ロイヤルホテルは2015年11月17日、2011年に売却した大阪市北区のリーガロイヤルホテル大阪の底地を、買い戻しました。背景には、訪日外国人客の増加によるホテル事業の持ち直しがあります。


経営不振からわずか4年で業績が回復

ロイヤルホテルが買い戻したのは、大阪市北区中之島5丁目にあるリーガロイヤルホテル大阪の底地、2万7145㎡です。2011年の売却時は、ホテル底地3万162㎡に対し190億円の売値でしたが、今回取引されたのは売却時の総面積の90%にあたり、価格は270億円となっています。
売却のきっかけは、外資系ホテルの進出競争にのまれ、経営不振に陥ったことが原因です。底地の売却は、森トラストに90%、関電不動産に10%の割合で譲渡されました。
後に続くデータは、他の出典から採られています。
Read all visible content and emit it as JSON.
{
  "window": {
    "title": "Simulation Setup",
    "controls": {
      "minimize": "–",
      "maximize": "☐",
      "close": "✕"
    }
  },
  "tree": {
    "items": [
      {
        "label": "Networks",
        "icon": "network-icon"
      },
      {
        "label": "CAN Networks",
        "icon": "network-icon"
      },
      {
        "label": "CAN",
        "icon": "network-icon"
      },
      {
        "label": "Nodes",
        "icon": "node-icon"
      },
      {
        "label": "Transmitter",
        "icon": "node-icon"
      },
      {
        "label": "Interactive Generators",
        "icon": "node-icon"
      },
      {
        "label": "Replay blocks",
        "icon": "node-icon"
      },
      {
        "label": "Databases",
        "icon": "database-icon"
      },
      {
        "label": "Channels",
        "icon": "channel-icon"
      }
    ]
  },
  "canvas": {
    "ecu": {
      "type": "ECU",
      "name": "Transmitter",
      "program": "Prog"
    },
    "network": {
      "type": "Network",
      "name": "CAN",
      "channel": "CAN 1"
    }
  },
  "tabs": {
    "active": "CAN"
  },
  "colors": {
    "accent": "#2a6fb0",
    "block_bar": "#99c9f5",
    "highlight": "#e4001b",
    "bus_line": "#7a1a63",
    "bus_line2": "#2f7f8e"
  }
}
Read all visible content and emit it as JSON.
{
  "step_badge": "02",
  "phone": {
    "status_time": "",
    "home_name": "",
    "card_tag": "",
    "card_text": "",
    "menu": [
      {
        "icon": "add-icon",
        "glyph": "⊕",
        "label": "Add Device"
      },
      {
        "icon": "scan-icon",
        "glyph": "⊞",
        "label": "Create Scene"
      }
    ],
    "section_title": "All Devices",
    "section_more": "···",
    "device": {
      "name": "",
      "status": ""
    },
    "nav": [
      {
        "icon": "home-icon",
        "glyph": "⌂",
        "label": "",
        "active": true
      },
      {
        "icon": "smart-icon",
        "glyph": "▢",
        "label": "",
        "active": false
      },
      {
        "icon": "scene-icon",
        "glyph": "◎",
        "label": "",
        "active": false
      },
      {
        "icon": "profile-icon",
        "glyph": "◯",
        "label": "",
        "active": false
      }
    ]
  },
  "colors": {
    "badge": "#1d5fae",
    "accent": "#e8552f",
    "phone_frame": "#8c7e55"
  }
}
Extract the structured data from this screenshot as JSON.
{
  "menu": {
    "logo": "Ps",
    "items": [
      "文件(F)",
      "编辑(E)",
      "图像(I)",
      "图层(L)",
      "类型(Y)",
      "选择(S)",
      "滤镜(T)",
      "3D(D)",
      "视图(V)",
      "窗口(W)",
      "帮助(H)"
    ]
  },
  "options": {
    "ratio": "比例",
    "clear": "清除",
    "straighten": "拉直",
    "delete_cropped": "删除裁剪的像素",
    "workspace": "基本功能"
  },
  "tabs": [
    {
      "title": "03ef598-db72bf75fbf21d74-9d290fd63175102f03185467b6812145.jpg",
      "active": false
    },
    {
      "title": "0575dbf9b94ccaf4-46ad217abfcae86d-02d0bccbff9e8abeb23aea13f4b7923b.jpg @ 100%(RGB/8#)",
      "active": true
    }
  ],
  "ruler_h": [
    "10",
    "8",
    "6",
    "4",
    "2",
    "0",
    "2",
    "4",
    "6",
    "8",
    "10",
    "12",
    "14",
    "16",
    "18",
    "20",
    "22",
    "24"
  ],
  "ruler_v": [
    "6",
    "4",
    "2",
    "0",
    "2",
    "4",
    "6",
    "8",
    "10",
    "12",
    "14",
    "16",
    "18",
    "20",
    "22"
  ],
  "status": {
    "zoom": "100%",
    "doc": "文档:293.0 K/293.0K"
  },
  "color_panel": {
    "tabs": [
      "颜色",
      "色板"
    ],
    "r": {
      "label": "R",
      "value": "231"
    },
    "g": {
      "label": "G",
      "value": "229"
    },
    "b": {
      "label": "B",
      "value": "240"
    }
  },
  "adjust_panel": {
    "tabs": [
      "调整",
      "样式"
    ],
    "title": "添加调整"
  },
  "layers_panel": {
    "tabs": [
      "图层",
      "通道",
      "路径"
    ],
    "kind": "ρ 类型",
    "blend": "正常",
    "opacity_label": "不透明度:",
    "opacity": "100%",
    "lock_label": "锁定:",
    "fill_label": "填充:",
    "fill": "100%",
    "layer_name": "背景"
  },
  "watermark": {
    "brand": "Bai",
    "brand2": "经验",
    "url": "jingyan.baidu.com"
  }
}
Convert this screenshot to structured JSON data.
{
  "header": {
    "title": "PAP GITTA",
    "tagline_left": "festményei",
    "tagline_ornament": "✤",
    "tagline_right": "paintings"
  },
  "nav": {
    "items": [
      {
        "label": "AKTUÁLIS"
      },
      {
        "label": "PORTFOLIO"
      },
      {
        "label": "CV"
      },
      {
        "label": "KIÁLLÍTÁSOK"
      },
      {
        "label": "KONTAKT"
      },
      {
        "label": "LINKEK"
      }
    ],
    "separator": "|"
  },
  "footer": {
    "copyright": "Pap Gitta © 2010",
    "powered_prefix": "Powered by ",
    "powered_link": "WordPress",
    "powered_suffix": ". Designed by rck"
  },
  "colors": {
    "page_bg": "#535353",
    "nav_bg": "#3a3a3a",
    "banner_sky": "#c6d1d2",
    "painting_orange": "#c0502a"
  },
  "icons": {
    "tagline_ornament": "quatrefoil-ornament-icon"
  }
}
3社は経営再建に向けて、ホテルの建て替え計画や再開発も協議していましたが、このほど、ロイヤルホテルは森トラストから底地を買い戻すに至り、建て替え計画も破棄されました。


強気判断の理由とは

売却した底地の90%を、売却時よりも80億円高く買い戻すというのは強気の決断です。底地の売却後、ロイヤルホテルは、財務体制の強化に取り組み、負債を減らすことに成功。さらに近年増加している訪日外国人客の流入でホテル業全体が潤っていることも状況の変化に大きな影響をもたらしています。
訪日外国人客数はここ数年、前年度数を更新し続けており、2011年の約622万人から2014年には約1,341万人と、2倍以上に増加しています。訪日外国人客数の増加に伴いホテルの需要も拡大し、宿泊施設の不足がいわれるようにもなっています。
特に大阪は、東京に次ぐ観光拠点地で、ユニバーサルスタジオジャパン(USJ)に新設されたハリー・ポッターのエリアが高い人気を呼び、国内外から観光客が集中しています。2015年9月の大阪府のホテル稼働率は、リゾートホテルが95.6%、ビジネスホテルが88.8%と、国内でも突出している状況です。


今後は周辺の再開発も視野に

訪日外国人客数の増加は、2020年に開催される東京オリンピックまで堅調に続くと見込まれています。ロイヤルホテルは、森トラストと業務提携を継続しながら、現ホテルの営業で収益を上げていく方針であり、関電不動産との間で交わしている定期借地権契約を、当初の2021年から2035年まで14年間延長することも決定しました。さらに今後は、ホテル周辺の再開発にも積極的に乗り出し、新ブランドの高級ホテルの建設にも取り組む意向だということです。